Reed announced his retirement on April 20, 2021, citing health issues from the multiple concussions that he sustained during his career.

==NFL career statistics==
===Regular season===

| Year | Team | GP | Receiving |  |  |  |  |  | Fumbles |  |
| Rec | Tgts | Yds | Avg | Lng | TD | Fum | Lost |
| 2013 | WAS | 9 | 45 | 59 | 499 | 11.1 | 38 | 3 | 0 | 0 |
| 2014 | WAS | 11 | 50 | 65 | 465 | 9.3 | 30 | 0 | 1 | 1 |
| 2015 | WAS | 14 | 87 | 114 | 952 | 10.9 | 32 | 11 | 3 | 2 |
| 2016 | WAS | 12 | 66 | 89 | 686 | 10.4 | 33 | 6 | 1 | 1 |
| 2017 | WAS | 6 | 27 | 35 | 211 | 7.8 | 20 | 2 | 1 | 0 |
| 2018 | WAS | 13 | 54 | 84 | 558 | 10.3 | 34 | 2 | 1 | 1 |
| 2019 | WAS | 0 | Did not play due to injury |  |  |  |  |  |  |  |
| 2020 | SF | 10 | 26 | 46 | 231 | 8.9 | 26 | 4 | 0 | 0 |
| Career |  | 75 | 355 | 492 | 3,602 | 10.2 | 38 | 28 | 7 | 5 |

===Postseason===

| Year | Team | GP | Receiving |  |  |  |  |  | Fumbles |  |
| Rec | Tgts | Yds | Avg | Lng | TD | Fum | Lost |
| 2015 | WAS | 1 | 9 | 17 | 120 | 13.3 | 24 | 1 | 0 | 0 |
| Career |  | 1 | 9 | 17 | 120 | 13.3 | 24 | 1 | 0 | 0 |

==Personal life==
Reed is the younger brother of former wide receiver David Reed, who was drafted in the fifth round of 2010 NFL draft by the Baltimore Ravens.

Reed says cannabis helped him deal with pain during his football career, and that he is pursuing business opportunities in the cannabis industry following his retirement from football.

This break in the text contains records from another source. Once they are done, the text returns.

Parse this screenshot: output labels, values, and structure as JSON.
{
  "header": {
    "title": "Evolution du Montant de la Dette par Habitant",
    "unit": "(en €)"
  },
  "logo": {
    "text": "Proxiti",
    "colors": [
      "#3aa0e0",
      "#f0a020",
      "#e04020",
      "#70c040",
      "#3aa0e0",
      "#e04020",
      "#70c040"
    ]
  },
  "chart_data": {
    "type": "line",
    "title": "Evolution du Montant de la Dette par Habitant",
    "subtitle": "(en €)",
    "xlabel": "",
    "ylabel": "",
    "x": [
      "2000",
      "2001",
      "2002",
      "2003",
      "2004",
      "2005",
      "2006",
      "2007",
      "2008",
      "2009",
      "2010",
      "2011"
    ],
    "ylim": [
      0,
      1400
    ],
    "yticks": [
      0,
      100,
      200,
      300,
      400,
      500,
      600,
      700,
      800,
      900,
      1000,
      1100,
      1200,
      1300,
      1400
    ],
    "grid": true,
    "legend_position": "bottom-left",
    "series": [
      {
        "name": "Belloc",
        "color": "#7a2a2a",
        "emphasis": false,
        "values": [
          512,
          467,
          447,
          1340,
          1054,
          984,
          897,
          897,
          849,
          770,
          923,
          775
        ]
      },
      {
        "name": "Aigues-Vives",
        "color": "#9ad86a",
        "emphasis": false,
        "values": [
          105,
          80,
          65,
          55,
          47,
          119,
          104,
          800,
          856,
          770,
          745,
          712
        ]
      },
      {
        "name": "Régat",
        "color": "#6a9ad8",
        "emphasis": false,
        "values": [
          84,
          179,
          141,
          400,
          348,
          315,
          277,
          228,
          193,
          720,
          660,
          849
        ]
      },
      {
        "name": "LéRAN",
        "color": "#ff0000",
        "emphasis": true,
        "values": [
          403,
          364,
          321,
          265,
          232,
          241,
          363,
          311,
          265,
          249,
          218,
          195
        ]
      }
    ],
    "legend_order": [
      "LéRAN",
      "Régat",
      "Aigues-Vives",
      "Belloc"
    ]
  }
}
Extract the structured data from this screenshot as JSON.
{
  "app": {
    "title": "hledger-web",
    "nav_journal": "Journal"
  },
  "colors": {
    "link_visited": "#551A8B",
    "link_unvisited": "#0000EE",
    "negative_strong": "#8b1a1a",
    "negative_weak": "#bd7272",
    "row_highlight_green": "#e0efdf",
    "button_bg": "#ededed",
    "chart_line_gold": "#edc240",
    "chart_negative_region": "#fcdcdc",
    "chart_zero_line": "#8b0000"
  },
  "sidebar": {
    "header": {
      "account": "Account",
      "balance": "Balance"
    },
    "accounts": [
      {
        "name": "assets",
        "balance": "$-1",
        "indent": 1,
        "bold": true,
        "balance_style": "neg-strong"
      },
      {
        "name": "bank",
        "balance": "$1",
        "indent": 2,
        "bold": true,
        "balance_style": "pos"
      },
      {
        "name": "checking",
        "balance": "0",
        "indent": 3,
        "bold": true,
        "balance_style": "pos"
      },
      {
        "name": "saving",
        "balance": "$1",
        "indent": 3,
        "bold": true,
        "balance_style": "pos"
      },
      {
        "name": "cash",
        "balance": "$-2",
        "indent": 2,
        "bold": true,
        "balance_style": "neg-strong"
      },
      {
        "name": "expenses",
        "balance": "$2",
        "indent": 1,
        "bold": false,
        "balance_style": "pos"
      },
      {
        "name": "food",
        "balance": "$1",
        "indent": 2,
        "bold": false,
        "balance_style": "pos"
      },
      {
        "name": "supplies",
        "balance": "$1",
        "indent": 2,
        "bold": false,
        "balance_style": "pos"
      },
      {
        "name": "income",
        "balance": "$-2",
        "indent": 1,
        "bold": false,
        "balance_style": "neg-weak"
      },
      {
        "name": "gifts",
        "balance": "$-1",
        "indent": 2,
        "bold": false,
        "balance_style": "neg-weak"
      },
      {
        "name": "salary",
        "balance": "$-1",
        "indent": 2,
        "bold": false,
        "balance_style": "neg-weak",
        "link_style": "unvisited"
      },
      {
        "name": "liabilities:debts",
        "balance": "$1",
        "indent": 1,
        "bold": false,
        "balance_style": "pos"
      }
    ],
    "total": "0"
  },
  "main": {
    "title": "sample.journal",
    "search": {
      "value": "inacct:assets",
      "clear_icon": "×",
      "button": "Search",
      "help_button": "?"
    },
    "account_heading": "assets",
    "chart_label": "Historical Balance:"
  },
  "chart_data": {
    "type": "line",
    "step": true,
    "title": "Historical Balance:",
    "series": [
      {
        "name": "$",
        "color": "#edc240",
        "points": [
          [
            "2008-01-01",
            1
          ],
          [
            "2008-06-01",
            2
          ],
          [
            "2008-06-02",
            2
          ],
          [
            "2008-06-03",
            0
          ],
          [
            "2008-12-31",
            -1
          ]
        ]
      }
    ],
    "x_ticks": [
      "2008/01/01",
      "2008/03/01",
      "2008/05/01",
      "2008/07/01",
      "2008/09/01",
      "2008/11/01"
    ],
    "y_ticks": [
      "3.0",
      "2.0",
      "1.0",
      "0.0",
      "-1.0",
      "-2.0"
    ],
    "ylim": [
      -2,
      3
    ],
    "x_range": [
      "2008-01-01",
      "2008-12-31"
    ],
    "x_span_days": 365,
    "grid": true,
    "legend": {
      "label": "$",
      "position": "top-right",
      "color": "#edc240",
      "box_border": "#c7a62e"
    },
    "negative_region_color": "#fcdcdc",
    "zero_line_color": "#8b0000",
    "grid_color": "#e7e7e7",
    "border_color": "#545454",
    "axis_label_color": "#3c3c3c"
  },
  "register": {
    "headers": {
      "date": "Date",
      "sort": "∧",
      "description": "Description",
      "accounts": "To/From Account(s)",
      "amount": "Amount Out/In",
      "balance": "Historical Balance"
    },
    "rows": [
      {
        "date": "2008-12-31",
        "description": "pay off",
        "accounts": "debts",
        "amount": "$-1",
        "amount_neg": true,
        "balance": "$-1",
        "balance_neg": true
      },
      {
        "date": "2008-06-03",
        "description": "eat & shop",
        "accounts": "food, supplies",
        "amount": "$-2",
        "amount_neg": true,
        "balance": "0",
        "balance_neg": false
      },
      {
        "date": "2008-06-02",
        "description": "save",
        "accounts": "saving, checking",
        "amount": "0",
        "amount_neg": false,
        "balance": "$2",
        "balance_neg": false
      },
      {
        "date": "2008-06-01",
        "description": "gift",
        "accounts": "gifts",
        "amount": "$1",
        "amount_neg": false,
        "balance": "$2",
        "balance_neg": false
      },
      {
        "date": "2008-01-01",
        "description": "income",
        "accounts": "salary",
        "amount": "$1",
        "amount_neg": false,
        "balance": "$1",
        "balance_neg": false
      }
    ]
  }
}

He further explained his decision in a USA Today op-ed, stating: "I want to broker change in how cannabis is perceived, how it's prescribed, how it's researched, how it's accessed, and how it can bring about lasting change for Americans from all walks of life".

On Season 7 of Below Deck: Mediterranean, Reed lost a chain while out jet-skiing off the coast of Malta. His friend suggested the chain was worth more than a standard house. After asking for it to be searched for, the crew of the yacht advised that it would not be possible.